Bangalore: India’s services sector lost momentum in February and firms shed workers for the first time in three months despite growing more confident about the year ahead, a business survey showed on Monday.
HSBC’s Business Activity Index, compiled by Markit and based on a survey of around 400 firms, fell to 56.5 in February from 58.0 in January.
The employment sub-index slipped below the 50-mark separating growth from contraction for the first time since November, reflecting similar trends in the factory sector during the month.
Despite the month-on-month drop in the headline services number, the sector grew for the fourth straight month in a row in February.
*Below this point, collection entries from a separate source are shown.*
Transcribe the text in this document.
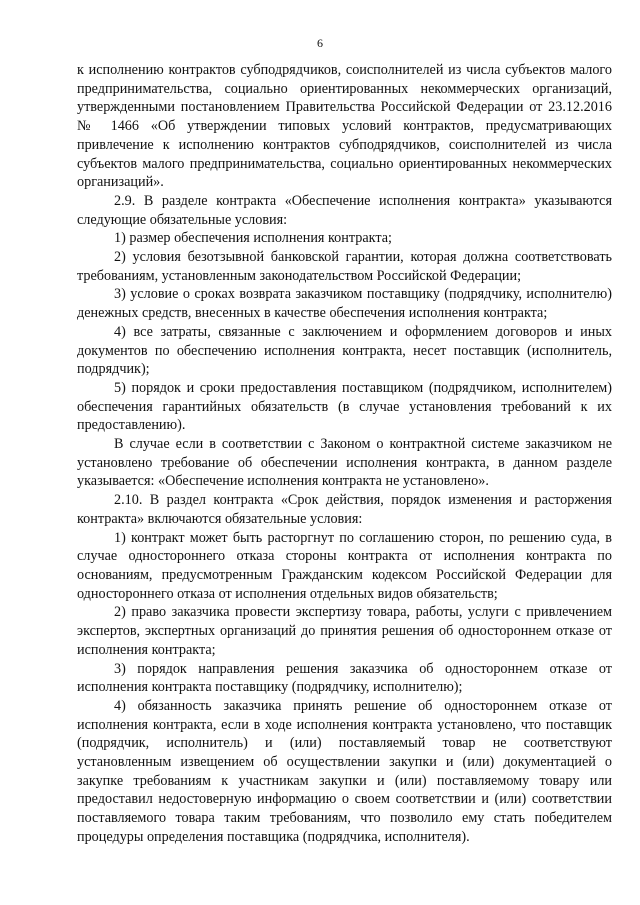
6

к исполнению контрактов субподрядчиков, соисполнителей из числа субъектов малого предпринимательства, социально ориентированных некоммерческих организаций, утвержденными постановлением Правительства Российской Федерации от 23.12.2016 № 1466 «Об утверждении типовых условий контрактов, предусматривающих привлечение к исполнению контрактов субподрядчиков, соисполнителей из числа субъектов малого предпринимательства, социально ориентированных некоммерческих организаций».

2.9. В разделе контракта «Обеспечение исполнения контракта» указываются следующие обязательные условия:

1) размер обеспечения исполнения контракта;

2) условия безотзывной банковской гарантии, которая должна соответствовать требованиям, установленным законодательством Российской Федерации;

3) условие о сроках возврата заказчиком поставщику (подрядчику, исполнителю) денежных средств, внесенных в качестве обеспечения исполнения контракта;

4) все затраты, связанные с заключением и оформлением договоров и иных документов по обеспечению исполнения контракта, несет поставщик (исполнитель, подрядчик);

5) порядок и сроки предоставления поставщиком (подрядчиком, исполнителем) обеспечения гарантийных обязательств (в случае установления требований к их предоставлению).

В случае если в соответствии с Законом о контрактной системе заказчиком не установлено требование об обеспечении исполнения контракта, в данном разделе указывается: «Обеспечение исполнения контракта не установлено».

2.10. В раздел контракта «Срок действия, порядок изменения и расторжения контракта» включаются обязательные условия:

1) контракт может быть расторгнут по соглашению сторон, по решению суда, в случае одностороннего отказа стороны контракта от исполнения контракта по основаниям, предусмотренным Гражданским кодексом Российской Федерации для одностороннего отказа от исполнения отдельных видов обязательств;

2) право заказчика провести экспертизу товара, работы, услуги с привлечением экспертов, экспертных организаций до принятия решения об одностороннем отказе от исполнения контракта;

3) порядок направления решения заказчика об одностороннем отказе от исполнения контракта поставщику (подрядчику, исполнителю);

4) обязанность заказчика принять решение об одностороннем отказе от исполнения контракта, если в ходе исполнения контракта установлено, что поставщик (подрядчик, исполнитель) и (или) поставляемый товар не соответствуют установленным извещением об осуществлении закупки и (или) документацией о закупке требованиям к участникам закупки и (или) поставляемому товару или предоставил недостоверную информацию о своем соответствии и (или) соответствии поставляемого товара таким требованиям, что позволило ему стать победителем процедуры определения поставщика (подрядчика, исполнителя).
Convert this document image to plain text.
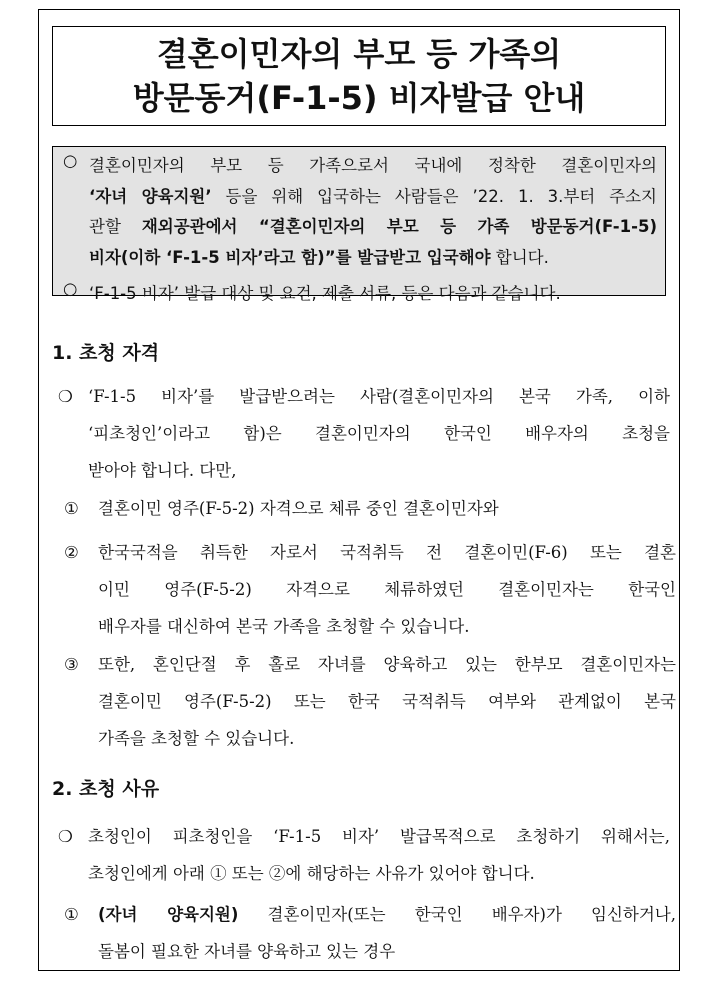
결혼이민자의 부모 등 가족의
방문동거(F-1-5) 비자발급 안내
○ 결혼이민자의 부모 등 가족으로서 국내에 정착한 결혼이민자의
‘자녀 양육지원’ 등을 위해 입국하는 사람들은 ’22. 1. 3.부터 주소지
관할 재외공관에서 “결혼이민자의 부모 등 가족 방문동거(F-1-5)
비자(이하 ‘F-1-5 비자’라고 함)”를 발급받고 입국해야 합니다.
○ ‘F-1-5 비자’ 발급 대상 및 요건, 제출 서류, 등은 다음과 같습니다.
1. 초청 자격
❍ ‘F-1-5 비자’를 발급받으려는 사람(결혼이민자의 본국 가족, 이하
‘피초청인’이라고 함)은 결혼이민자의 한국인 배우자의 초청을
받아야 합니다. 다만,
① 결혼이민 영주(F-5-2) 자격으로 체류 중인 결혼이민자와
② 한국국적을 취득한 자로서 국적취득 전 결혼이민(F-6) 또는 결혼
이민 영주(F-5-2) 자격으로 체류하였던 결혼이민자는 한국인
배우자를 대신하여 본국 가족을 초청할 수 있습니다.
③ 또한, 혼인단절 후 홀로 자녀를 양육하고 있는 한부모 결혼이민자는
결혼이민 영주(F-5-2) 또는 한국 국적취득 여부와 관계없이 본국
가족을 초청할 수 있습니다.
2. 초청 사유
❍ 초청인이 피초청인을 ‘F-1-5 비자’ 발급목적으로 초청하기 위해서는,
초청인에게 아래 ① 또는 ②에 해당하는 사유가 있어야 합니다.
① (자녀 양육지원) 결혼이민자(또는 한국인 배우자)가 임신하거나,
돌봄이 필요한 자녀를 양육하고 있는 경우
And the confidence index regarding future business inched up to a new eight-month high of 71.7 in February from 71.2 in January.
“Activity in the service sector expanded at a slightly slower clip in February, but a continued strong increase in new business and an uptick in the sentiment gauge suggests that activity will remain well-supported in the months ahead,” said Leif Eskesen, economist at HSBC.
But not everything is likely to be rosy ahead.
India’s relatively dismal economic growth of 6.1% in the three months to December, its slowest pace in almost three years, showed that economic weakness has spread from the factory sector to the services sector.
With growth in Asian economies expected to slow further in the first quarter of the calendar year, India may face more economic turbulence in the coming months.
Inflation, which has refused to come down from lofty levels despite numerous rate hikes by the Reserve Bank of India (RBI) over two years, has been one of the country’s major economic hurdles.
But a fall in the wholesale price index to its lowest level in over two years in January, together with the gloomy economic outlook, gave ample reason for expectations of policy easing by the RBI.
A majority of economists polled by Reuters in January expect the RBI to cut its key interest rate by the end of June with 8 of 22 forecasting a rate cut in March.
The slowdown in price increases was reflected in February’s service sector survey, with prices charged rising at the weakest pace in eight months.
However, the recent spike in oil prices may dampen expectations for policy easing by threatening to push inflation higher again.
“As service sector activity is expected to stay relatively brisk and inflation is likely to hover above the comfort zone, the RBI will have to approach the easing cycle cautiously. In addition, oil prices could have an impact on the timing as well as speed of rate cuts,” HSBC’s Eskesen said.